A quarantine has been placed on 85 square miles of farmland in Miami-Dade County after an infestation of Oriental fruit flies has continued to spread. The Washington Post reported Sept. 23 that, since August,159 of the potentially devastating pests have been identified. The infestation has led the Florida Commissioner of Agriculture Adam H. Putnam to declare a state of agricultural emergency.
The Oriental fruit fly is considered one of the most serious fruit fly pests due to its potential for economic damage. The pesky creature is not picky about where it lays its eggs. It can target any one of some 430 different fruits. For Florida’s year-round fruit farmers, that’s bad news. If the flies lay their eggs in bananas, mangos, mamey, dragon fruit and avocados, the hungry larvae can devastate harvests. Putnam outlined the seriousness of the situation in a statement earlier this month.
“The Oriental Fruit Fly is one of the world’s most destructive pests and poses a significant threat to Florida’s $123 billion agriculture industry and the two million jobs it supports,” Putnam said. “Miami-Dade County’s agriculture industry is a $1.6 billion industry, and we will use every weapon in our arsenal that’s necessary to eradicate this pest and protect Florida agriculture and our economy,”
Many farmers in Redland, known for its fertile red clay soil, are already feeling the economic pinch. NPR visited J&C Tropicals and spoke with Salvador Fernandez, operations manager
of the company which has been severely affected by the quarantine. The fruit flies were detected just as many tropical fruits were ready for harvest.
“We estimated that we have mamey alone about 500,000 pounds left on the trees,” Fernandez said. “[As for] dragon fruit, that leaves 20 million pounds on the trees potentially.”

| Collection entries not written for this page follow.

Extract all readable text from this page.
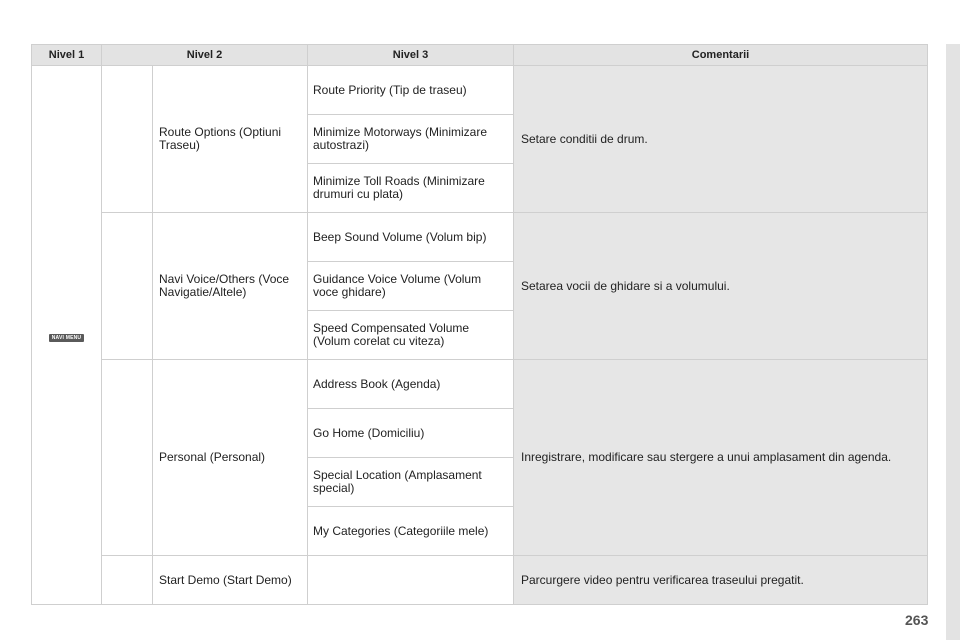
Nivel 1	Nivel 2		Nivel 3	Comentarii
NAVI MENU		Route Options (Optiuni Traseu)	Route Priority (Tip de traseu)	Setare conditii de drum.
			Minimize Motorways (Minimizare autostrazi)	
			Minimize Toll Roads (Minimizare drumuri cu plata)	
		Navi Voice/Others (Voce Navigatie/Altele)	Beep Sound Volume (Volum bip)	Setarea vocii de ghidare si a volumului.
			Guidance Voice Volume (Volum voce ghidare)	
			Speed Compensated Volume (Volum corelat cu viteza)	
		Personal (Personal)	Address Book (Agenda)	Inregistrare, modificare sau stergere a unui amplasament din agenda.
			Go Home (Domiciliu)	
			Special Location (Amplasament special)	
			My Categories (Categoriile mele)	
		Start Demo (Start Demo)		Parcurgere video pentru verificarea traseului pregatit.
263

Thousands of pounds of fruit that would have been headed to markets around the world, have instead been bagged and destroyed. To combat further losses, officials are considering any tool in their arsenal to eradicate the pests. While this is the worst fruit fly infestation that Florida has faced, it’s not the first. According to The Miami Herald Putnam told a crowd of some 100 growers that an insecticide called GF-120, which has been approved for organic farming, may be sprayed aerially if the pests continue to appear. Some questioned why such measures haven’t already been taken.
Many growers don’t have the financial means to weather the quarantine which is scheduled at least until January. While it may be forthcoming, officials have said there is currently no economic support in place for farmers affected by the infestation. Fernandez of J&C Tropicals said that he has even been contacted by growers looking to sell their farms.
“There’s a lot of growers that will go bankrupt,” Fernandez said. “There’s a lot of people, they just don’t have the cash flow to sustain these kind of losses.”